Yaptığı şeyin mantıklı bir yanı yoktu, bunun kendisi de farkındaydı. Neden yaptığını o bile bilmiyorken Wonwoo'ya ne gibi bir açıklama yapabilirdi ki?
Kendisine karşı olan hislerini biliyordu. Bu durum başta sorun yaratmamıştı fakat zaman geçtikte hareketlerini seçer olmuştu. Geçmişte umursamadan onun elini tutup yürümek, sarılmak veya başını omzuna koymak sorun olmuyordu. Wonwoo'nun kendisine karşı olan duygularını öğrendikten sonra bunların ona acı vereceğini düşündü.
Sonuçta her ne kadar bilse bile büyük olanın bundan haberi yoktu. O platonik bir şekilde aşkını yaşarken ona bu şekilde davranmaya hakkı olmadığını düşünüyordu.
Senden başından beri hoşlanan yakın arkadaşına eskisi gibi olmazdın istesen bile.
Bu gerçeği daha fazla ne kadar saklayacaktı kendisi de bilmediği için dayanamadı ve onunla sevgili olmak istediğini söyledi. Kötü bir fikirdi, kendisi de farkındaydı ama sanki başka seçeneği yok gibiydi.
Ona eskisi gibi davranmayı, sarılmayı, el şakaları yapıp kafasını omzuna koymak istiyordu. İstediği de oldu ve biricik hyungu ile sevgili oldu. Zamanla onu seveceğini düşündü.
Başlarda her şey çok iyi gibi görünüyordu.

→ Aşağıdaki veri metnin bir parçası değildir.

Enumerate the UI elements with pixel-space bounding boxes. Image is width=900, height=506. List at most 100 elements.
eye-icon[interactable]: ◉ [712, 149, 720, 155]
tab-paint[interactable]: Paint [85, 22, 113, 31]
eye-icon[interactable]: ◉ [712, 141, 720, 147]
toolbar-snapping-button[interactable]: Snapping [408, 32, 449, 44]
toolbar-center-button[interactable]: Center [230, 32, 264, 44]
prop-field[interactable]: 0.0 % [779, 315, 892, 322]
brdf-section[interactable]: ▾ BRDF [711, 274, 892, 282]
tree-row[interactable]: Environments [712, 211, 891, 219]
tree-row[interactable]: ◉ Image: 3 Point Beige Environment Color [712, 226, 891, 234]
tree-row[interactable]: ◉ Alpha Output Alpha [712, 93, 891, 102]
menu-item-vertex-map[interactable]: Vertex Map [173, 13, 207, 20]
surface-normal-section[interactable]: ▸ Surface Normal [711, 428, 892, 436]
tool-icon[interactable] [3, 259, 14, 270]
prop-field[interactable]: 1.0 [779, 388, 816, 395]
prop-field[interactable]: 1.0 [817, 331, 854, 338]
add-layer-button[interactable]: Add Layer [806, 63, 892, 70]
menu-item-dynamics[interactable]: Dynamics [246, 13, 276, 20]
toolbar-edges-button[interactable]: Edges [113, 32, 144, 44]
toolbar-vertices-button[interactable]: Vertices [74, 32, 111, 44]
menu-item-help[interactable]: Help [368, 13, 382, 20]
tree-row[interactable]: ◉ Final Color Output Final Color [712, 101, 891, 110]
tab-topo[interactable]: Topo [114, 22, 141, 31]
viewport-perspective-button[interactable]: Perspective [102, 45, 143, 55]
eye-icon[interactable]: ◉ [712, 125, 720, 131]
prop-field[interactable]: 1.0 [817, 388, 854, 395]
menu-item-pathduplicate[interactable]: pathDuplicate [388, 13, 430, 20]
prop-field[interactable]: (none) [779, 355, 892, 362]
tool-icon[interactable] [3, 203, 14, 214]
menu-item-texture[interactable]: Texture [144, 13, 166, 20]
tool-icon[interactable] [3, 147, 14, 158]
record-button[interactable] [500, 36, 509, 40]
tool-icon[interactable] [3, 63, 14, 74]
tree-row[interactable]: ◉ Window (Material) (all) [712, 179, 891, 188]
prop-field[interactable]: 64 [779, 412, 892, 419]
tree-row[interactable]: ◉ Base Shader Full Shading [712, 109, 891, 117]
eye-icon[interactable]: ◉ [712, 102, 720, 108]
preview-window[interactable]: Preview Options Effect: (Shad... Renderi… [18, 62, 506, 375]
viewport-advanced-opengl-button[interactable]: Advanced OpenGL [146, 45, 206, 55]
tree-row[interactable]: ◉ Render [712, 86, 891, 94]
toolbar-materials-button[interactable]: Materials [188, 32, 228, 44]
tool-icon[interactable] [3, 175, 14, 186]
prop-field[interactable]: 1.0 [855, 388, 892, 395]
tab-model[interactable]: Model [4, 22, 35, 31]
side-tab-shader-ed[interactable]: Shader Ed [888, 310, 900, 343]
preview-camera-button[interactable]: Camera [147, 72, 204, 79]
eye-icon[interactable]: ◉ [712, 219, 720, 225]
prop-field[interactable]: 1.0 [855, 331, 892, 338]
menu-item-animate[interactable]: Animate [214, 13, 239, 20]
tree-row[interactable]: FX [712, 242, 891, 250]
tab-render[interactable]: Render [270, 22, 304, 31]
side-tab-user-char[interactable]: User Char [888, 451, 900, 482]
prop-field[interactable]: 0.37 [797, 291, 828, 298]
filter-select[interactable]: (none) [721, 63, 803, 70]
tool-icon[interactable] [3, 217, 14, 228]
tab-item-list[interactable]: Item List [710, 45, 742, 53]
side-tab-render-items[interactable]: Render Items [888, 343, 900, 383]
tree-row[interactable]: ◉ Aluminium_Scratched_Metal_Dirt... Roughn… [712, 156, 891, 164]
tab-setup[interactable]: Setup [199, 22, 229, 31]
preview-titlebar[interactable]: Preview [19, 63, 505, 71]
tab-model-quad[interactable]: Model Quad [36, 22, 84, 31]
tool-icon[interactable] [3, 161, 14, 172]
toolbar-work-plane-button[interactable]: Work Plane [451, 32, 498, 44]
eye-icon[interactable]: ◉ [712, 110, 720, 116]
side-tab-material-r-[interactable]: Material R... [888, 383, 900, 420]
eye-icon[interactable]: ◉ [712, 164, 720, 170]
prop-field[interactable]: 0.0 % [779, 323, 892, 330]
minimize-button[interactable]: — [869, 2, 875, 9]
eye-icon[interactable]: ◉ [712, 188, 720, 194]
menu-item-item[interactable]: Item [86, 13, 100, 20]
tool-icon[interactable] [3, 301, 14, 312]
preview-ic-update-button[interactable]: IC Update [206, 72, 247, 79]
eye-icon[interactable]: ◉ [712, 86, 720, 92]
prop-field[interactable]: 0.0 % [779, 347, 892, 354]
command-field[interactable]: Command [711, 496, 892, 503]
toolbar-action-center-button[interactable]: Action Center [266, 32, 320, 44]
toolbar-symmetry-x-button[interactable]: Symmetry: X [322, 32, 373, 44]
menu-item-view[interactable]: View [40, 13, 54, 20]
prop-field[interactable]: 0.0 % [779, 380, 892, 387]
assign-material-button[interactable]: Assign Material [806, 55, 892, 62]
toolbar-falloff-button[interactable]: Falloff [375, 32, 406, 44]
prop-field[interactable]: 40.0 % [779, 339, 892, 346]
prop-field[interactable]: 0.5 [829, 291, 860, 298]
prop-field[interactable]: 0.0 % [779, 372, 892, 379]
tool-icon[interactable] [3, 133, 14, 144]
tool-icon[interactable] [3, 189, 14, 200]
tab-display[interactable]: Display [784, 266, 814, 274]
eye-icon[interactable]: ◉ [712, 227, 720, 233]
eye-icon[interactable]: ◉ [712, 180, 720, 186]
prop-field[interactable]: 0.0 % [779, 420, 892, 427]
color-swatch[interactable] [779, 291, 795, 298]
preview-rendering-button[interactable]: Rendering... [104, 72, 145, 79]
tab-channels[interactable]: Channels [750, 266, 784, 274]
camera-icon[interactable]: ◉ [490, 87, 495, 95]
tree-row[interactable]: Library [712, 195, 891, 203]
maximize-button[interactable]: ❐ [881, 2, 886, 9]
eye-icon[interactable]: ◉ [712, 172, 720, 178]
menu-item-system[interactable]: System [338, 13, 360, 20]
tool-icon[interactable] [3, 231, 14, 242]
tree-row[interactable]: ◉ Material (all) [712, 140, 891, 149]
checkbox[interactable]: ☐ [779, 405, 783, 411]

Wonwoo'nun o güzel ve eşsiz gülüşünü görmek içinde fırtınalar koparıyordu. Ondan hoşlanmadığı halde bunu yapmak yanlıştı ve bu yanlışı devam ettirmeyi seçti.
Onu daha çok üzecekti.
Bu yaptığını kendisi de affetmiyordu. Zaman geçtikçe pişmanlık duygusu içini kemirmeye başladı. Her gün kendisini seven adama bakmak bu pişmanlığı yüzüne tokat gibi çarpıyordu.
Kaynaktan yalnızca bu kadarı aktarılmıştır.